A multiple-choice option.

Argument Type Description
text string The option text to be displayed. Supports inline HTML.
correct string "true" if the option is the correct answer.
children string The text to be displayed if the option is selected (explaining why it's correct or incorrect).

Setting up Binder

The requirements.txt in the repository defines the packages that are installed when building it with Binder. You can specify the binder settings like repo, branch and kernel type in the "juniper" section of the meta.json. I'd recommend running the very first build via the interface on the Binder website, as this gives you a detailed build log and feedback on whether everything worked as expected. Enter your repository URL, click "launch" and wait for it to install the dependencies and build the image.

Binder

Adding tests

To validate the code when the user hits "Submit", we're currently using a slightly hacky trick. Since the Python code is sent back to the kernel as a string, we can manipulate it and add tests – for example, exercise exc_01_02_01.py will be validated using test_01_02_01.py (if available). The user code and test are combined using a string template. At the moment, the testTemplate in the meta.json looks like this:

from wasabi import Printer
__msg__ = Printer()
__solution__ = """${solution}"""
${solution}

${test}
try:
    test()
except AssertionError as e:
    __msg__.fail(e)

If present, ${solution} will be replaced with the string value of the submitted user code. In this case, we're inserting it twice: once as a string so we can check whether the submission includes something, and once as the code, so we can actually run it and check the objects it creates. ${test} is replaced by the contents of the test file. It's also making wasabi's printer available as __msg__, so we can easily print pretty messages in the tests. Finally, the try/accept block checks if the test function raises an AssertionError and if so, displays the error message. This also hides the full error traceback (which can easily leak the correct answers).
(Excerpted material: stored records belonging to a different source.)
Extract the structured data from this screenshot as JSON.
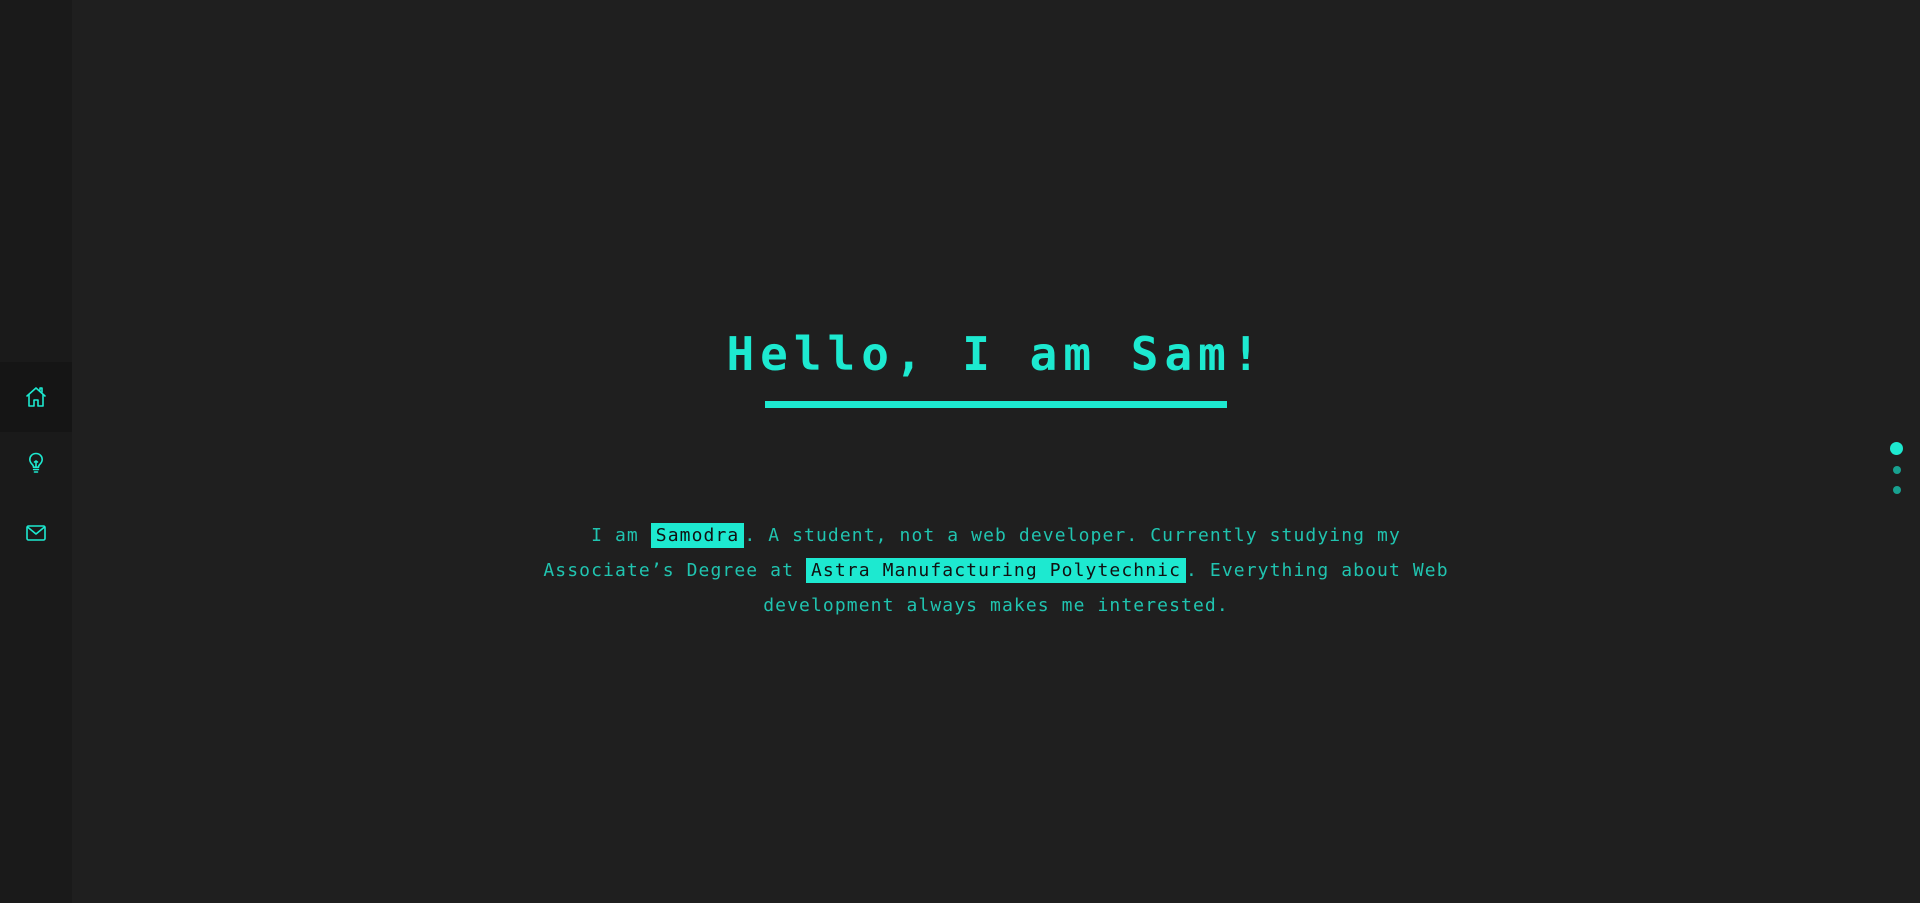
{
  "sidebar": {
    "items": [
      {
        "icon": "home-icon",
        "label": "Home",
        "active": true
      },
      {
        "icon": "lightbulb-icon",
        "label": "Ideas",
        "active": false
      },
      {
        "icon": "mail-icon",
        "label": "Contact",
        "active": false
      }
    ]
  },
  "hero": {
    "title": "Hello, I am Sam!",
    "intro": {
      "part1": "I am ",
      "name": "Samodra",
      "part2": ". A student, not a web developer. Currently studying my Associate’s Degree at ",
      "school": "Astra Manufacturing Polytechnic",
      "part3": ". Everything about Web development always makes me interested."
    }
  },
  "section_dots": {
    "count": 3,
    "active_index": 0
  },
  "colors": {
    "background": "#1f1f1f",
    "sidebar": "#1a1a1a",
    "accent": "#1de9d0",
    "text": "#20c4b0"
  }
}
A test file could then look like this:

def test():
    assert "spacy.load" in __solution__, "Are you calling spacy.load?"
    assert nlp.meta["lang"] == "en", "Are you loading the correct model?"
    assert nlp.meta["name"] == "core_web_sm", "Are you loading the correct model?"
    assert "nlp(text)" in __solution__, "Are you processing the text correctly?"
    assert "print(doc.text)" in __solution__, "Are you printing the Doc's text?"

    __msg__.good(
        "Well done! Now that you've practiced loading models, let's look at "
        "some of their predictions."
    )

The string answer is available as __solution__, and the test also has access to the solution code.


For more details on how it all works behind the scenes, see the original course repo.